Jeez oh - give the guy a break he is busy enough without having to do security, deck watch , deck operations and the cooking without having to do external hull maintenance as well


----------



## Dartskipper (Jan 16, 2015)

Answer to post #12.

1) Anti fouling helped reduce the amount of marine growth considerably compared with a hull that had not been treated. However, by the end of a summer season,, growth of weed would be evident at the waterline, and for a small area below it, essentially where it would be exposed to sunlight.
Some so - called "advanced" products designed for wooden hulls claimed to be more protective against marine borers, such as teredo worm, gribble and small limpets etc. These would attach to the hull in the area near the keel, away from the lighter areas at the waterline. If a vessel was destined for long service in warmer waters, the only way to guarantee protection was to sheath the hull in copper. Some paint manufacturers such as International, or Blake's provided anti fouling paint with a high copper content. This caused other problems with some small craft when the people applying the paint covered the sacrificial anodes as well, which then accelerated corrosion of hull fittings and propeller blades. 

2) Most small craft would be painted by their crews, so the major cost would be for the paint itself, and if needed, the drying out grid as provided by the Harbour or Port Authority. Some harbour authorities may include the free use of such a grid in their annual harbour dues and mooring fees.


----------



## saf (Jun 23, 2016)

*Silicon Based Anti-Fouling*

Hello,

What are the pro and cons of Silicon Based Anti-Fouling paint ?
Does it contain copper ? or any biocide ?


Thanks


----------



## John Briggs (Feb 12, 2006)

When I joined Bamora as second mate I was amazed at the antifouling equipment.
Bamora was one of the British India's very advanced cargo ships, well ahead of their time.

For antifouling there was plastic tubing with pinholes all along each side of the keel and also above the bilge keel. This was attached to a large kerosine tank in the ER that kept the system charged with kerosine.
It was the cadets job to go down to the top plates in the ER and start up the system as soon as we arrived in port or at anchor and shut it down when we sailed.

When in port we were always surrounded by a rainbow sheen on the water.
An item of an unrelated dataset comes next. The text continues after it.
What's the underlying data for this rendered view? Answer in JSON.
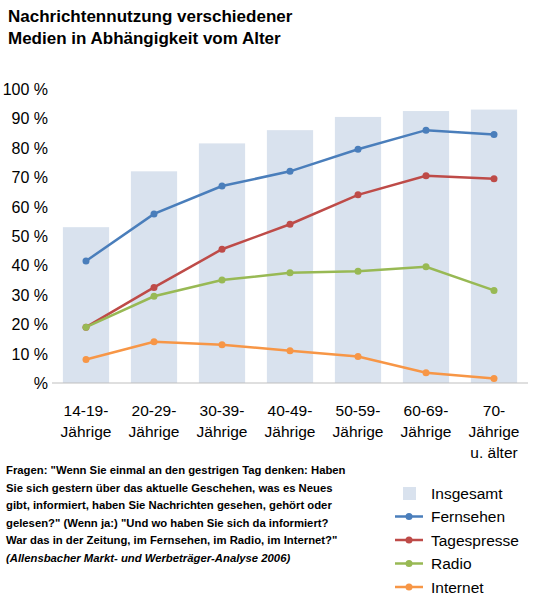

This was in 1964 and as far as I am aware there were no complaints by port authorities.
Couldn't do it nowadays.


----------



## saf (Jun 23, 2016)

*What is the frequency of painting boat in antifouling paint ?*

What is the frequency of painting boat in antifouling paint ?

Thanks,
Gabi


----------



## Dartskipper (Jan 16, 2015)

Check posts #4 and #8.


----------



## saf (Jun 23, 2016)

*How much liter per square of antifouling needed ?*

Hello,

I have additional questions
How much liter per square of antifouling needed ?

Thanks!


----------



## Satanic Mechanic (Feb 23, 2009)

Depends what the thickness is


----------



## Davie M (Apr 17, 2009)

Lots of info if you go to the Jotun paint website. There is a difference between commercial and pleasure craft a/f. It is against the law to use commercial a/f on craft below a certain tonnage. On small vessels (pleasure) the
effacacy varies on how the vessel is used. I use a self polishing a/f on a small yacht, if constantly on the move the movement keeps the bottom fairly clean, leave on a mooring on the east coast(Essex) of UK and in mid summer it will grow a fine grass just below the surface in a couple of weeks.
I usually give the bottom a new coat every year, much to the joy of the paint company.
Davie


----------